Gauld that year reached the remote, Rohn checkpoint –  a one-room log cabin in the shadows of the Terra Cotta and Teocalli mountains near the confluence of the Tatina and South Fork Kuskokwim River deep in the heart of the Alaska Range – with his face so swollen by frostbite he couldn’t see out of his right eye.

His nose was an ugly shade of purple. His frost-nipped fingers were barely working. Part of one was frozen solid and would later be lost to frostbite. Gauld wanted to push on to finish the race anyway but bowed to the judgment of those who told him that would be nuts and dropped out.

The experience might have left more of an impression on Gauld’s wife than on Gauld.

“I am sure I am good to go at 73, but my wife Lynne is happy that I have Phil (Roadley) along as my senior-sitter,” Gauld confessed on his Facebook page as he was leaving for the race start. 

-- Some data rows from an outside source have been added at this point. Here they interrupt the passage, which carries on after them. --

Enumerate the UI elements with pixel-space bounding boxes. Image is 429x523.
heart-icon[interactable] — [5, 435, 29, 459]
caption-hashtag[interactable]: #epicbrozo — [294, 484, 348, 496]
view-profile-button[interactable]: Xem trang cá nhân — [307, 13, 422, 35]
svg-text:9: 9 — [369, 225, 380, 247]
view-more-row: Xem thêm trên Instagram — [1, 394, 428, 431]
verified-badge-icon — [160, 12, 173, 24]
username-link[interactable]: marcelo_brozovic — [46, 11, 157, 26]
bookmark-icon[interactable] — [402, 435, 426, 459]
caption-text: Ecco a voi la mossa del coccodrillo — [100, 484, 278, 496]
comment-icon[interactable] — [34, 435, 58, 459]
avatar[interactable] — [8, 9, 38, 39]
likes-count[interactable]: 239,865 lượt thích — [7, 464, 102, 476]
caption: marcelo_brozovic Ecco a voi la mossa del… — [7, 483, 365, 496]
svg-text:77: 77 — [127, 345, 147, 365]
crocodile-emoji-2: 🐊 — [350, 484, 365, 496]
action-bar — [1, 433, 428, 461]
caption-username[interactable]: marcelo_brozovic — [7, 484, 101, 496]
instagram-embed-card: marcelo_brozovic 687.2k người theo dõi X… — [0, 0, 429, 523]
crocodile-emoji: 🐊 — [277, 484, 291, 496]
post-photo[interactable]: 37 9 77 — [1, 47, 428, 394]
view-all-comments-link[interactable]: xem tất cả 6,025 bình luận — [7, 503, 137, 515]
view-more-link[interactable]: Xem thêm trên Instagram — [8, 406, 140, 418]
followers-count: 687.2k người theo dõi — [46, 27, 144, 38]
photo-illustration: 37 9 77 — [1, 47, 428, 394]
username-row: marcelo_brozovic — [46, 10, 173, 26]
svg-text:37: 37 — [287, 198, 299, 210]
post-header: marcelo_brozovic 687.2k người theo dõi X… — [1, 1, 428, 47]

Thankfully, the weather gods appear ready to be friendlier to him this year. The temperature at Puntilla Lake just south of the portal through Rainy Pass in the Alaska Range had climbed to 23 degrees by midday today, and the National Weather Service forecast an overnight drop to only 8 degrees.

Some light snow is in the forecast, but no serious wind for the south side of the range. And on the north side, the conditions look almost ideal for fat-bike racing through the week with the temperatures never warming enough to soften the trail and never getting cold enough to prove uncomfortable or increase the effort required on the pedals.